The need to get to the hospital fast even puts constraints on where Valley Center's partners can buy a home--none of them live more than 15 minutes from Valley Hospital. "We looked at a place near Tuxedo, N.Y., 10 acres on a 200-acre lake," Levine says. "It was spectacular, but it's a 45-minute drive to the hospital. I said to my wife, I can't do this. I can't get a call at 2 in the morning and be 45 minutes away." "Dermatologists live there," says Faust.It is an overcast Thursday morning in April, and the Valley Center partners are reviewing financial printouts with Karl Johnson from their billing service. Revenue has remained strong since October 2002, their all-time record month. Faust ponders their insurance predicament and mutters, "We've never been healthier, and now we may go out of business."
Years ago, when Valley Center was formed in a merger between the two smaller practices of Faust and Levine, the doctors got rid of their in-house billing department and farmed out the function to Johnson's firm, Millennium Practice Management Associates.
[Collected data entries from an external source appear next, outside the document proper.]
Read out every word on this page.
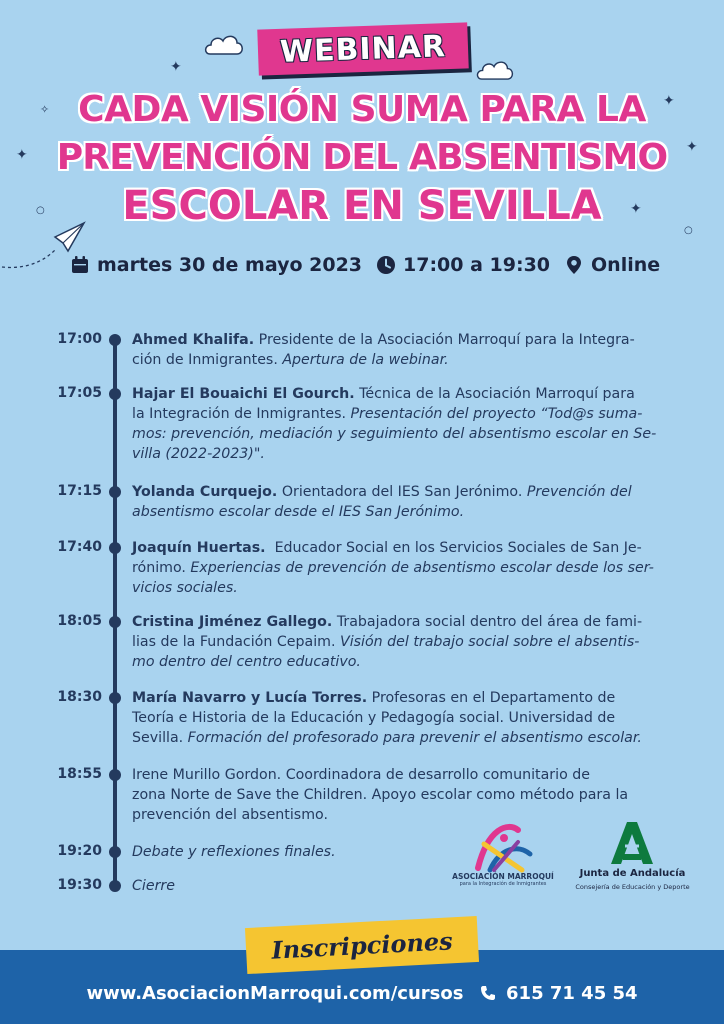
✦
✧
✦
○
✦
✦
✦
○
WEBINAR
CADA VISIÓN SUMA PARA LA
PREVENCIÓN DEL ABSENTISMO
ESCOLAR EN SEVILLA
martes 30 de mayo 2023 17:00 a 19:30 Online
17:00 Ahmed Khalifa. Presidente de la Asociación Marroquí para la Integra-
ción de Inmigrantes. Apertura de la webinar.
17:05 Hajar El Bouaichi El Gourch. Técnica de la Asociación Marroquí para
la Integración de Inmigrantes. Presentación del proyecto “Tod@s suma-
mos: prevención, mediación y seguimiento del absentismo escolar en Se-
villa (2022-2023)".
17:15 Yolanda Curquejo. Orientadora del IES San Jerónimo. Prevención del
absentismo escolar desde el IES San Jerónimo.
17:40 Joaquín Huertas.  Educador Social en los Servicios Sociales de San Je-
rónimo. Experiencias de prevención de absentismo escolar desde los ser-
vicios sociales.
18:05 Cristina Jiménez Gallego. Trabajadora social dentro del área de fami-
lias de la Fundación Cepaim. Visión del trabajo social sobre el absentis-
mo dentro del centro educativo.
18:30 María Navarro y Lucía Torres. Profesoras en el Departamento de
Teoría e Historia de la Educación y Pedagogía social. Universidad de
Sevilla. Formación del profesorado para prevenir el absentismo escolar.
18:55 Irene Murillo Gordon. Coordinadora de desarrollo comunitario de
zona Norte de Save the Children. Apoyo escolar como método para la
prevención del absentismo.
19:20 Debate y reflexiones finales.
19:30 Cierre
ASOCIACIÓN MARROQUÍ
para la Integración de Inmigrantes
Junta de Andalucía
Consejería de Educación y Deporte
Inscripciones
www.AsociacionMarroqui.com/cursos 615 71 45 54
Since then, Johnson has also done a good bit of handholding for Valley Center's doctors. "Karl," says Levine, "was the bad guy who told us that most of what we're going to do to preserve our income is work harder." At Johnson's prompting, the doctors now schedule six patients per hour instead of five, and may plan for as many as 25 hours per week dedicated to their "hours"--the actual time they set aside to see patients, distinct from time in the office spent making calls, doing paperwork, or working on call at the hospital.
The partners usually meet on Thursday mornings around a wood veneer table in a small, windowless conference room with bare walls except for the pale butterscotch wallpaper pattern. Though the meetings are scheduled for 8 a.m., there are rarely more than three or four partners present before 9, and all six are almost never in the same room, since at least one is on call at the hospital at any given hour of the day. The meetings themselves tend to be free form, agendaless, and sometimes chaotic. The room can suddenly fill with terse and emotionally charged crosstalk, sounding much like a hospital emergency room.